We settle into our new seats, the kind with real cushions and champagne poured into actual glass. I don’t know where the stewardess went, but I’m tempted to ask if she moonlights as a matchmaker.

Clément leans back, legs stretched out like he’s already forgotten the madness of the last twenty-four hours. His curlsare still slightly damp, and one has dried into a perfect comma over his forehead.

He turns to me with that warm, mischievous expression—the one that starts somewhere behind his eyes and spreads like honey to his smile.

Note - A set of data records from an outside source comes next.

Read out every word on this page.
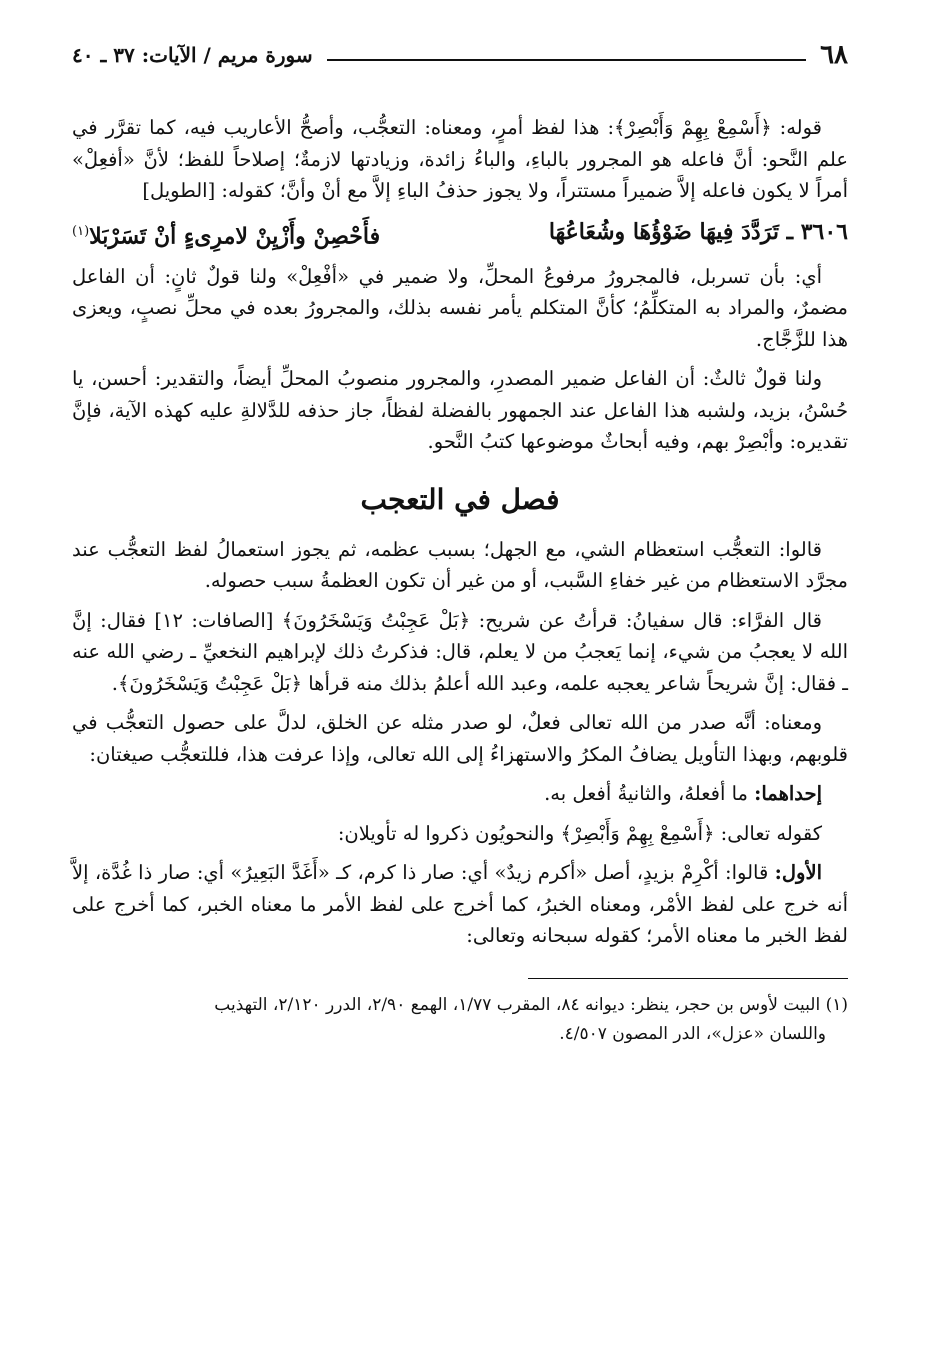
٦٨
سورة مريم / الآيات: ٣٧ ـ ٤٠

قوله: ﴿أَسْمِعْ بِهِمْ وَأَبْصِرْ﴾: هذا لفظ أمرٍ، ومعناه: التعجُّب، وأصحُّ الأعاريب فيه، كما تقرَّر في علم النَّحو: أنَّ فاعله هو المجرور بالباءِ، والباءُ زائدة، وزيادتها لازمةٌ؛ إصلاحاً للفظ؛ لأنَّ «أفعِلْ» أمراً لا يكون فاعله إلاَّ ضميراً مستتراً، ولا يجوز حذفُ الباءِ إلاَّ مع أنْ وأنَّ؛ كقوله: [الطويل]

٣٦٠٦ ـ تَرَدَّدَ فِيهَا ضَوْؤُهَا وشُعَاعُهَا
فأَحْصِنْ وأَزْيِنْ لامرِىءٍ أنْ تَسَرْبَلا$^{(١)}$

أي: بأن تسربل، فالمجرورُ مرفوعُ المحلِّ، ولا ضمير في «أفْعِلْ» ولنا قولٌ ثانٍ: أن الفاعل مضمرٌ، والمراد به المتكلِّمُ؛ كأنَّ المتكلم يأمر نفسه بذلك، والمجرورُ بعده في محلِّ نصبٍ، ويعزى هذا للزَّجَّاج.

ولنا قولٌ ثالثٌ: أن الفاعل ضمير المصدرِ، والمجرور منصوبُ المحلِّ أيضاً، والتقدير: أحسن، يا حُسْنُ، بزيد، ولشبه هذا الفاعل عند الجمهور بالفضلة لفظاً، جاز حذفه للدَّلالةِ عليه كهذه الآية، فإنَّ تقديره: وأبْصِرْ بهم، وفيه أبحاثٌ موضوعها كتبُ النَّحو.

فصل في التعجب

قالوا: التعجُّب استعظام الشي، مع الجهل؛ بسبب عظمه، ثم يجوز استعمالُ لفظ التعجُّب عند مجرَّد الاستعظام من غير خفاءِ السَّبب، أو من غير أن تكون العظمةُ سبب حصوله.

قال الفرَّاء: قال سفيانُ: قرأتُ عن شريح: ﴿بَلْ عَجِبْتُ وَيَسْخَرُونَ﴾ [الصافات: ١٢] فقال: إنَّ الله لا يعجبُ من شيء، إنما يَعجبُ من لا يعلم، قال: فذكرتُ ذلك لإبراهيم النخعيِّ ـ رضي الله عنه ـ فقال: إنَّ شريحاً شاعر يعجبه علمه، وعبد الله أعلمُ بذلك منه قرأها ﴿بَلْ عَجِبْتُ وَيَسْخَرُونَ﴾.

ومعناه: أنَّه صدر من الله تعالى فعلٌ، لو صدر مثله عن الخلق، لدلَّ على حصول التعجُّب في قلوبهم، وبهذا التأويل يضافُ المكرُ والاستهزاءُ إلى الله تعالى، وإذا عرفت هذا، فللتعجُّب صيغتان:

إحداهما: ما أفعلهُ، والثانيةُ أفعل به.

كقوله تعالى: ﴿أَسْمِعْ بِهِمْ وَأَبْصِرْ﴾ والنحويُون ذكروا له تأويلان:

الأول: قالوا: أكْرِمْ بزيدٍ، أصل «أكرم زيدٌ» أي: صار ذا كرم، كـ «أَغَدَّ البَعِيرُ» أي: صار ذا غُدَّة، إلاَّ أنه خرج على لفظ الأمْر، ومعناه الخبرُ، كما أخرج على لفظ الأمر ما معناه الخبر، كما أخرج على لفظ الخبر ما معناه الأمر؛ كقوله سبحانه وتعالى:

(١) البيت لأوس بن حجر، ينظر: ديوانه ٨٤، المقرب ١/٧٧، الهمع ٢/٩٠، الدرر ٢/١٢٠، التهذيب
واللسان «عزل»، الدر المصون ٤/٥٠٧.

We both raise our glasses.

“To Maple Falls,” I say softly.

He clinks his flute against mine. “To the ranch goat that started it all.”

I laugh. “To Edgar.”

“To the Ice Queen who melted.”

“To first dates that end with the sunrise.”

He looks at me, deeply, and my breath catches the way it always does when he lets the world fall away and focuses only on me.

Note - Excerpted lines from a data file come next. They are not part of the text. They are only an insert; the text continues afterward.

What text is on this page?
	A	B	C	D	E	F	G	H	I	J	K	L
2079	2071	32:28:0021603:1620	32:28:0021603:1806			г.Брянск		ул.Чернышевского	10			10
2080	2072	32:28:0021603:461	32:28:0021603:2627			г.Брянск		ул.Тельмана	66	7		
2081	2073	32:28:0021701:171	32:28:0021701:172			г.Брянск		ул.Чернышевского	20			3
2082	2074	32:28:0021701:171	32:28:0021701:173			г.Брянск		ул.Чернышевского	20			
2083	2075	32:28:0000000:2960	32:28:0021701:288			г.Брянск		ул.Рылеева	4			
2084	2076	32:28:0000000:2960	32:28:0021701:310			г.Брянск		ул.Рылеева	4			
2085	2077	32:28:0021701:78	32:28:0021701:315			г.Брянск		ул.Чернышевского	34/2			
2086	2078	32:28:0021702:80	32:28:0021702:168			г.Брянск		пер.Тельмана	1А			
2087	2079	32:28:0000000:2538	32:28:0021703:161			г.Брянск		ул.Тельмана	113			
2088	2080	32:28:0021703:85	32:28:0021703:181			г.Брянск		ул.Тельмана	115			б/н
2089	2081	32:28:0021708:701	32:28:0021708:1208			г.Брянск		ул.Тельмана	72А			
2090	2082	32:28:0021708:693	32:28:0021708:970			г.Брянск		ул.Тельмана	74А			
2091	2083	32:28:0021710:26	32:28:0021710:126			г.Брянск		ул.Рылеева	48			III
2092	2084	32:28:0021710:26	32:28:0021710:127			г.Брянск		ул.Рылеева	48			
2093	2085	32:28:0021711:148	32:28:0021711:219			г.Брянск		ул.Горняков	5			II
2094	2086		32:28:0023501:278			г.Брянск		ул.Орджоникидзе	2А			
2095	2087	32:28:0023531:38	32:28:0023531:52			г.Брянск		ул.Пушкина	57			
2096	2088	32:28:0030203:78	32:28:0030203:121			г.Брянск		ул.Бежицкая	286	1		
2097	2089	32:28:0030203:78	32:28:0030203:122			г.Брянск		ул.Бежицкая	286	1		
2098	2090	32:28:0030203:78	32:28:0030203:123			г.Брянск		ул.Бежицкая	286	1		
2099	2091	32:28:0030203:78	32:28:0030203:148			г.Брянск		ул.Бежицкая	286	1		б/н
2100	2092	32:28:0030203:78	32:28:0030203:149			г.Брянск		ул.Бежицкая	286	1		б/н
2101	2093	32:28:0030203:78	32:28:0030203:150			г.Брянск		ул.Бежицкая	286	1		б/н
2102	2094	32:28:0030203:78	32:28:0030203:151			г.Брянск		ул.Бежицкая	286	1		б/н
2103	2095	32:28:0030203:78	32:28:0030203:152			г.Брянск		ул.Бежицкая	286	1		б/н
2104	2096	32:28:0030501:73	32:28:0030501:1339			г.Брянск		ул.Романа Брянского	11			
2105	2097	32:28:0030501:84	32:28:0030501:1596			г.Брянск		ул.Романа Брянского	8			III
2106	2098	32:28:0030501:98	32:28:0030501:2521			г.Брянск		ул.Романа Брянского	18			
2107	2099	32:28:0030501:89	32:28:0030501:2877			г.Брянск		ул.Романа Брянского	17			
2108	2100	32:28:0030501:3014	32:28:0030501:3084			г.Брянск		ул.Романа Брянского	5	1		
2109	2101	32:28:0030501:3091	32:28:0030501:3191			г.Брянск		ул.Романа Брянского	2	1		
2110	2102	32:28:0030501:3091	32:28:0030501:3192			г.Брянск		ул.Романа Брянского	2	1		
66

“To the accountant who stole my heart,” he murmurs.

I tilt my glass toward his, cheeks flushed and full of everything I feel but don’t need to say.

“To the Frenchman who didn’t ask for it back.”

CHAPTER 42

EPILOGUE: CLÉMENT

A FEW WEEKS LATER…

Everything smells like cinnamon.

The kitchen of the ranch house at Happy Horizons is covered in sweet potatoes, casserole dishes, and an alarming number of miniature marshmallows. Angel’s got two aprons on—one over her dress, one somehow tied around her hair like she’s staging a kitchen rebellion—and I’m standing at the counter, elbow-deep in a dish she insists is essential to a proper American Thanksgiving.

Lisette is underfoot again, giggling as she weaves between our legs like a mischievous kitten in footie pajamas. At one point, she parks herself in front of the oven and starts narrating the turkey’s journey with the seriousness of a newscaster. “The chicken is sleeping in the fire bed,” she declares, then crawls over to poke my shin. “You need a hat like Mama.” I glance at Angel, who shrugs before tying a tea towel on my head.

“Now fold the cranberries in,” she says, eyes sparkling as she dumps a bowl of ruby-red berries next to me.

I look down at the batter. “Fold? Like in origami?”

“No,” she says, fighting back a laugh. “You gently turn the mixture over the berries. Not stir. Fold.”

I frown. “Is folding salad an American thing? Because in France, we stir things. With confidence.”

Angel points a spatula at me. “You stir that, and I swear to the turkeys, our cranberry fluff salad will be going in the compost.”

I raise my hands in surrender, then attempt the most delicate folding motion imaginable. It’s less “gently combine” and more “awkward pancake flip,” but she lets me continue with a sigh. In the background, Andy yells from the dining room about a missing gravy boat, and Scotty shouts back, “Check with Edgar!” which I sincerely hope is a joke.

The last I heard, Lisette was explaining how unicorns gave birth to turkeys. But that was five suspiciously quiet minutes ago.

“Hang on,” Angel stops. “Why is it so quiet?”